Kepala Pelaksana BPBD Kabupaten Limapuluh Kota, Zaimar Hakim, mengatakan kejadian tersebut menambah daftar Karhutla yang terjadi sejak Juni 2026.
“Untuk peristiwa Karhutla sejak Juni lalu hingga saat ini terdapat enam kali. Kebakaran hutan dan lahan tersebut terjadi di berbagai nagari di Kecamatan Harau. Total lahan yang terbakar mencapai 5,5 hektare,” kata Zaimar, Rabu (9/9/2026.
Menurut Zaimar, kebakaran tidak hanya terjadi di satu lokasi.

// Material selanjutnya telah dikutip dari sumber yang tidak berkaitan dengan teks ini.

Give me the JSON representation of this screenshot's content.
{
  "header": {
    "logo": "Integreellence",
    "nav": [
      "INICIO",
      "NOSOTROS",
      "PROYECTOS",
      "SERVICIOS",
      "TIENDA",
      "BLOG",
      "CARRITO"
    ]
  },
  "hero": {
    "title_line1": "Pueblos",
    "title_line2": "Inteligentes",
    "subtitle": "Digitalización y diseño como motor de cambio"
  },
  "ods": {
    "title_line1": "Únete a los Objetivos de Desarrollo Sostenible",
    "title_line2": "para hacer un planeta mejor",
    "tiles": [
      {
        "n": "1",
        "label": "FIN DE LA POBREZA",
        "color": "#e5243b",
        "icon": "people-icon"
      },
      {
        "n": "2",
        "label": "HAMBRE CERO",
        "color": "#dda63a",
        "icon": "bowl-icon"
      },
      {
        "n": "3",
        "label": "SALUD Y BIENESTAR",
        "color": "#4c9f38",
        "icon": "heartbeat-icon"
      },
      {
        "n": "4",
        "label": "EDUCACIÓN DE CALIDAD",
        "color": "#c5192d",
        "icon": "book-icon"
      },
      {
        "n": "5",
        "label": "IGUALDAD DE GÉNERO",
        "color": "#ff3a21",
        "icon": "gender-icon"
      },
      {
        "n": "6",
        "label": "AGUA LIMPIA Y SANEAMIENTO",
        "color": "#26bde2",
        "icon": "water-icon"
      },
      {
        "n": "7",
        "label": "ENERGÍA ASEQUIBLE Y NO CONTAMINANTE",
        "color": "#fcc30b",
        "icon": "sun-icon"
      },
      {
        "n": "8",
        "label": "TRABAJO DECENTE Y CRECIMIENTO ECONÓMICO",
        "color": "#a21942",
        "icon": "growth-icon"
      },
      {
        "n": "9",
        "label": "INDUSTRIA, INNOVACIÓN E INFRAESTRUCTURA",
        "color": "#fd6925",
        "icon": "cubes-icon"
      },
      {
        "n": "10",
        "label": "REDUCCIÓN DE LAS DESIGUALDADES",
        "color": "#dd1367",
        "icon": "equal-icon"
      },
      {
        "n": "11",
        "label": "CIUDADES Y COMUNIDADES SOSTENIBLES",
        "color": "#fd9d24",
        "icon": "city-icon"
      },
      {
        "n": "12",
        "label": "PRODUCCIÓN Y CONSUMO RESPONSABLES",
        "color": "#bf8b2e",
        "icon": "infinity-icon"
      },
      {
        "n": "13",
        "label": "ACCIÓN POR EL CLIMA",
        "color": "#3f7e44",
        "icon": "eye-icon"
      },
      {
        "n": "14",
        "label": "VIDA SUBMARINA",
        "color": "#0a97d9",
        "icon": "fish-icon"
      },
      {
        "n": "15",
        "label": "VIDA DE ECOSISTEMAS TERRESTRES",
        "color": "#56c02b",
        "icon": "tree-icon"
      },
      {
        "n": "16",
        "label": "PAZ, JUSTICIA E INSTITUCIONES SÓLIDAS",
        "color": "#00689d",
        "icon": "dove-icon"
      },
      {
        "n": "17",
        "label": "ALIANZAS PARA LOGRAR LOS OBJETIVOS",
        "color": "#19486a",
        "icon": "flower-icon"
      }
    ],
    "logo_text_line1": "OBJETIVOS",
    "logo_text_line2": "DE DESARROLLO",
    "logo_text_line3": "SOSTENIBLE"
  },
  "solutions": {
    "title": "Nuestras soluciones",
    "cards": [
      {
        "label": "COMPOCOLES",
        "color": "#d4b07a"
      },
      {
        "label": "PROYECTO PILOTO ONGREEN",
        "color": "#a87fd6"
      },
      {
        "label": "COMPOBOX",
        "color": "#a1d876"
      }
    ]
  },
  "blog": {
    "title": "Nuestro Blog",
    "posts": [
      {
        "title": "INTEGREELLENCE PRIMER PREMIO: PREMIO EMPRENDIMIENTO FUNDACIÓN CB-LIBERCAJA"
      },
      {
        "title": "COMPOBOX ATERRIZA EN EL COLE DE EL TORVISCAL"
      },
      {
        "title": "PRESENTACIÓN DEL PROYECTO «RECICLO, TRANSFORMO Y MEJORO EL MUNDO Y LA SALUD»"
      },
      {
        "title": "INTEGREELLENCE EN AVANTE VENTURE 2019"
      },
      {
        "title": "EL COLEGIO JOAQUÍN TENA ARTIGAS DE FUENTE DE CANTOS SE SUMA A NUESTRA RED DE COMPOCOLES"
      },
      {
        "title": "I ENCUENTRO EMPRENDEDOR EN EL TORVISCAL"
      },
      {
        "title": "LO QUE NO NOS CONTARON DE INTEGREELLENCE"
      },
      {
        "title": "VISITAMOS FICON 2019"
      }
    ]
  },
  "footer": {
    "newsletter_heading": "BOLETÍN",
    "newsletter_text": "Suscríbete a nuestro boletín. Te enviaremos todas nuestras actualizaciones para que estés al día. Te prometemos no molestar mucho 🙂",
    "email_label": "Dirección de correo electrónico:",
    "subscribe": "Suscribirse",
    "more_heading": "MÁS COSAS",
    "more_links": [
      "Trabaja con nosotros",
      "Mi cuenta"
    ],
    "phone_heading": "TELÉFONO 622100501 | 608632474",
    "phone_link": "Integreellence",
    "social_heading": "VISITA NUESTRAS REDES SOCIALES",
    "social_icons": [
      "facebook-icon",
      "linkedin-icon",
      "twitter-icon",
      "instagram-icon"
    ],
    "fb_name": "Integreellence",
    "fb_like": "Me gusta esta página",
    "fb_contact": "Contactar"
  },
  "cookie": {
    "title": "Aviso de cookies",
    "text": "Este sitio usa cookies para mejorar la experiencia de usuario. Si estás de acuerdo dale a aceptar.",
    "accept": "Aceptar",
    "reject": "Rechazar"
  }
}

Sejumlah nagari di Kecamatan Harau tercatat mengalami kejadian serupa dalam beberapa bulan terakhir.
Karhutla pertama dilaporkan terjadi di Nagari Sarilamak pada 6 Juni 2026. Kebakaran kembali terjadi di nagari tersebut pada 8 Agustus.
Selanjutnya, pada 13 Agustus, kebakaran terjadi di Nagari Solok Bio-Bio dengan luas lahan yang terbakar sekitar 1 hektare.
Kebakaran kembali dilaporkan di Nagari Gurun pada 5 September. Empat hari berselang, api kembali muncul di Nagari Sarilamak.
“Terakhir terjadi tadi malam di Nagari Sarilamak,” ujarnya.
Rangkaian kejadian tersebut membuat BPBD meminta masyarakat meningkatkan kewaspadaan, terutama dalam aktivitas yang menggunakan api di sekitar lahan terbuka.
Warga Diminta Tidak Bakar Lahan.
Zaimar mengingatkan masyarakat agar tidak menggunakan metode pembakaran untuk membuka ataupun membersihkan lahan.
Imbauan tersebut dinilai semakin penting di tengah kondisi udara yang masih diselimuti kabut asap. Pembakaran lahan secara sembarangan dikhawatirkan memperburuk kondisi udara sekaligus meningkatkan risiko api meluas.
“Kami mengimbau masyarakat untuk tidak melakukan pembakaran dalam membuka lahan, apalagi saat ini kabut asap sangat tebal. Jangan melakukan hal-hal yang melanggar aturan dan merugikan orang banyak,” katanya.
BPBD Limapuluh Kota juga meminta masyarakat segera melaporkan apabila menemukan titik api atau tanda-tanda kebakaran lahan.